In yesterday's NY Daily News, Kirsten Danis speculates on the mayor's state of the city comments about launching another attempt at charter revision. Everyone remembers, of course, the great failure of the mayor in 2003 when he attempted to institute non-partisan elections (which reminds us that the mayor's current quixotic attempt to inculcate a national version of bipartisanship has already bombed on Broadway, so it's unlikely to be any more successful as a road show).

Clearly, Mayor Mike is up to something here. Here's Danis' take: "Mayor Bloomberg slipped a bomb disguised as a wonky policy moment into his State of the City speech. About halfway through the address last week, Bloomberg said he planned to set up a charter review commission that would spend 18 months doing a "top-to-bottom review" of the way city government works." What's Bloomberg up to?

Danis feels that there's a good chance that the mayor will take a shot at the vestigial offices of Public Advocate and the borough presidents. But that fight, popular in some good government quarters, may be merely a smokescreen for something more insidious: "Even the threat of getting rid of some of the city's high-profile offices could win the mayor support for what he really wants: putting his stamp on the way government works day-to-day - permanently -- and changing the way land use and development projects are approved."

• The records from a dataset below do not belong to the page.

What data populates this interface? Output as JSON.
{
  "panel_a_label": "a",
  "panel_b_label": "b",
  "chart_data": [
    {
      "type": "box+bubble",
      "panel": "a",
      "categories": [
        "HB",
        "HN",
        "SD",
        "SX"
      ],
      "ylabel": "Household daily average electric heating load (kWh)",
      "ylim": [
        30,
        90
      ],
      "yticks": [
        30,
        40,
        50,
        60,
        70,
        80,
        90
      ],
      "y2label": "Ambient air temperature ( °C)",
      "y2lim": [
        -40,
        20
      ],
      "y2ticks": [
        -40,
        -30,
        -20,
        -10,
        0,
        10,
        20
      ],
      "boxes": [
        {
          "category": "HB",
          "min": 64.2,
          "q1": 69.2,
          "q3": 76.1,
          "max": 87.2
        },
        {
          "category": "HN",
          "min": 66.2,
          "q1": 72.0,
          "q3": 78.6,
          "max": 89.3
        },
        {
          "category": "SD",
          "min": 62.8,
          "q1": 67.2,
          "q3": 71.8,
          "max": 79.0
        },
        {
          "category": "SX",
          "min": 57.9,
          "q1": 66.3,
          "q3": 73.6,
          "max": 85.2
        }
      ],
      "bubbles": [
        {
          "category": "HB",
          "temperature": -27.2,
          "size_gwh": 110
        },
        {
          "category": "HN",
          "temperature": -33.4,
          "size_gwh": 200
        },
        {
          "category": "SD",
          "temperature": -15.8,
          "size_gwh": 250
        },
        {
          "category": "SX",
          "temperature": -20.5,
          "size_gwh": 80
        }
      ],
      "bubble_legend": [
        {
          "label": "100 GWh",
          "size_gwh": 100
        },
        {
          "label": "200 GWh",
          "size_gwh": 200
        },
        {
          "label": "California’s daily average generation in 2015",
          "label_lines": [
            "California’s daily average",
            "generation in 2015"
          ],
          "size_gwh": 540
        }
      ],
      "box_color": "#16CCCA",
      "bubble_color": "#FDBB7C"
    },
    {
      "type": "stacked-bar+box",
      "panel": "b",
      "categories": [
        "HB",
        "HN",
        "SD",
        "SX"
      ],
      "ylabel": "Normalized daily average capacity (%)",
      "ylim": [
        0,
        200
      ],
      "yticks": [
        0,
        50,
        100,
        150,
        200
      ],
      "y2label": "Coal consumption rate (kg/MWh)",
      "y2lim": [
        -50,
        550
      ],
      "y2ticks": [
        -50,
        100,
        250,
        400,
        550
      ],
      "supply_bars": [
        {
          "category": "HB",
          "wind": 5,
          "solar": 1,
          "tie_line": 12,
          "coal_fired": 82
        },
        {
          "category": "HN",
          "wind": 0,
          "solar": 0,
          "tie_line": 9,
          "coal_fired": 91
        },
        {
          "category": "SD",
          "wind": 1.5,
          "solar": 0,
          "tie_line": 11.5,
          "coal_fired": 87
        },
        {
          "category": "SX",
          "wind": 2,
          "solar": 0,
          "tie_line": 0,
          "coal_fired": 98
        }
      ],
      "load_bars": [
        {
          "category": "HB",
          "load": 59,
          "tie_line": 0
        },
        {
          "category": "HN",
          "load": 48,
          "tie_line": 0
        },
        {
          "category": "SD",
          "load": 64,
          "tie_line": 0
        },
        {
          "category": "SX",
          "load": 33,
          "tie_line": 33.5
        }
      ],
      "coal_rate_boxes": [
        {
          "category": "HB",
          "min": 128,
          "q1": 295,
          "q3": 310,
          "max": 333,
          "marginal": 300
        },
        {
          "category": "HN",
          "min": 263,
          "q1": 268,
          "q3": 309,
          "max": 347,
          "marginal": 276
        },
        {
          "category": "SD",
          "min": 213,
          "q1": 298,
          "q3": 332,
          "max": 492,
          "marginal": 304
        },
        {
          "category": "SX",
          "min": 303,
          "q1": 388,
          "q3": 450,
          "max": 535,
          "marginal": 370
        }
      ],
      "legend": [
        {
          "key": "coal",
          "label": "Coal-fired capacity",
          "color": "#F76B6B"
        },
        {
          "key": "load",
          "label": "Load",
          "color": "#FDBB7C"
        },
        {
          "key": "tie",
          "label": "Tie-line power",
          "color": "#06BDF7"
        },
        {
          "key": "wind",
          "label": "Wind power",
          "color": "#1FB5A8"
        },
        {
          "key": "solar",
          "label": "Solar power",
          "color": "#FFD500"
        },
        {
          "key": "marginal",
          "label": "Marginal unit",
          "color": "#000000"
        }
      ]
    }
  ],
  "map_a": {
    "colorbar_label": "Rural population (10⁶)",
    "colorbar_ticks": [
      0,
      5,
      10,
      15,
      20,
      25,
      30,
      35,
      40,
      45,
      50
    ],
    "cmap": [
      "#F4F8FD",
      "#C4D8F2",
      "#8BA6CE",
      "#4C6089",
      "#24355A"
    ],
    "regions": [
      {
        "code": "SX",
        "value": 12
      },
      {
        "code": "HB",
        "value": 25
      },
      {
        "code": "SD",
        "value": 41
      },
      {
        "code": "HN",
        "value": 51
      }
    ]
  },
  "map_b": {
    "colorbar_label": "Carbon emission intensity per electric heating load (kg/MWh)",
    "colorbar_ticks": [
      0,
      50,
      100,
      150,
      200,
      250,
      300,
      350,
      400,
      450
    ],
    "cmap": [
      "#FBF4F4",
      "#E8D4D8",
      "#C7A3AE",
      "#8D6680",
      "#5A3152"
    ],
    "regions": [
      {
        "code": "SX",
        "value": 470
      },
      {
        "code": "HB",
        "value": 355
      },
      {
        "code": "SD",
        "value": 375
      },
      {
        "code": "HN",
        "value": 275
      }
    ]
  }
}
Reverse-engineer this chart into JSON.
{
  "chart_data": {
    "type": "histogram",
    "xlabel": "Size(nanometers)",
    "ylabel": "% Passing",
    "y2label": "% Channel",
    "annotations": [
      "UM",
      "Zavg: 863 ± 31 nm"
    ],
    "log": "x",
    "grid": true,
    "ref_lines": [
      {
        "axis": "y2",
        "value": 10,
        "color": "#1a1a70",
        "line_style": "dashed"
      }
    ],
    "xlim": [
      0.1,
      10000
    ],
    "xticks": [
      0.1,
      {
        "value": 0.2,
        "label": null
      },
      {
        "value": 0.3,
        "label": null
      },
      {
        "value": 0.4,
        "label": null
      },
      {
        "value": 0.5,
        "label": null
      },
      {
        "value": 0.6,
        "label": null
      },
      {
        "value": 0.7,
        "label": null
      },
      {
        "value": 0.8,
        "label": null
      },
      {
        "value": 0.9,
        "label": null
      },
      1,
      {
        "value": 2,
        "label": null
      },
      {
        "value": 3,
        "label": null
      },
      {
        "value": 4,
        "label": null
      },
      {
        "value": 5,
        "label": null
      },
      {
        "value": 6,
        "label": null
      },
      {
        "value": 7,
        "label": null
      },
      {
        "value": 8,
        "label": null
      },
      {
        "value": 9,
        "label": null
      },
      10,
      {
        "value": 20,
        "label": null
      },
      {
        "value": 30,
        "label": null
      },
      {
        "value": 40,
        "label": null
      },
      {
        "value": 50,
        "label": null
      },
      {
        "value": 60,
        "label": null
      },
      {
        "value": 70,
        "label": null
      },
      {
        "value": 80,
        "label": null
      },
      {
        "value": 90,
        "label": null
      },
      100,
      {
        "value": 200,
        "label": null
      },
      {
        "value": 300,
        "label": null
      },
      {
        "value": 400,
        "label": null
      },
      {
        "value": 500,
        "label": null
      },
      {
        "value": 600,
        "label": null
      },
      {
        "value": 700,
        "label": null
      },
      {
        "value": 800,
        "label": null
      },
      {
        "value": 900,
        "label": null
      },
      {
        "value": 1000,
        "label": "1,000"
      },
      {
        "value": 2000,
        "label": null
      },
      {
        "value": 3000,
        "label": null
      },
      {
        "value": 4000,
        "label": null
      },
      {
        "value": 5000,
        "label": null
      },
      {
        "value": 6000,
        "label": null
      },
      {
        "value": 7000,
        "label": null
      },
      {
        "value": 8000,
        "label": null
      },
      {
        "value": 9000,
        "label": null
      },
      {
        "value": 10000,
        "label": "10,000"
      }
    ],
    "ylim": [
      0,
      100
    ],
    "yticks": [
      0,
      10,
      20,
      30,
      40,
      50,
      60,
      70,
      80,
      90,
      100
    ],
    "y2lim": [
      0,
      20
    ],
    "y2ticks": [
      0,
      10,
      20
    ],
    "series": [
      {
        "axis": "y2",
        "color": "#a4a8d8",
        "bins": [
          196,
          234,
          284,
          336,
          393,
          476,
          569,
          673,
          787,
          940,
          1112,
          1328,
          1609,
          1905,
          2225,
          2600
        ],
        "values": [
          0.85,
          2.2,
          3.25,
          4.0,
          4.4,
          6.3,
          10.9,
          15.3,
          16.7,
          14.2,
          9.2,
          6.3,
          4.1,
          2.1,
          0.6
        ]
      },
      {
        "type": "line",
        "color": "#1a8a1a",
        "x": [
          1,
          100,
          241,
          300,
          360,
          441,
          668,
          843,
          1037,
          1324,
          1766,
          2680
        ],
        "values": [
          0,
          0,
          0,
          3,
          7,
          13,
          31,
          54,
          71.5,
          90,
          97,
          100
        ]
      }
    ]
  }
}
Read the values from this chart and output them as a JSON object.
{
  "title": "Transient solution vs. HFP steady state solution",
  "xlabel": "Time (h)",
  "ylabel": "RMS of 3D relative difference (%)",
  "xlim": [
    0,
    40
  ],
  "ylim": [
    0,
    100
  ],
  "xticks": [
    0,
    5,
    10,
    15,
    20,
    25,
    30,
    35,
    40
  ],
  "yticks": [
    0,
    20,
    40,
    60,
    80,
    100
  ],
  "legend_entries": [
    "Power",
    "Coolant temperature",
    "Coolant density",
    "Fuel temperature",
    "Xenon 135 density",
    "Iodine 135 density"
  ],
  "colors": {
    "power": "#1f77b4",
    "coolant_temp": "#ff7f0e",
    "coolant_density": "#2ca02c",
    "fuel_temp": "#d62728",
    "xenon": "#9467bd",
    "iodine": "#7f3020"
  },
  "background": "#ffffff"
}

Well, well. Just how do you think Mayor Mike would want to reform the land use review process? Make it more accountable, kinda of like mirroring the Brodsky proposal on accountable development? No, that's unlikely from someone who has no faith in the voice of any impacted community.

If reform of land use is on the upcoming charter revision agenda, then it will more likely take the "streamlined and efficiency" direction; an approach that will further enervate the ability of the people to be heard. The Manhattan Institute's critique of ULURP comes to mind here. Well, we welcome the mayor if he decides to enter into the land use waters; it will expose his Father Knows Best mentality and ultimately, just as with non-partisan elections, it will be rejected by the voters.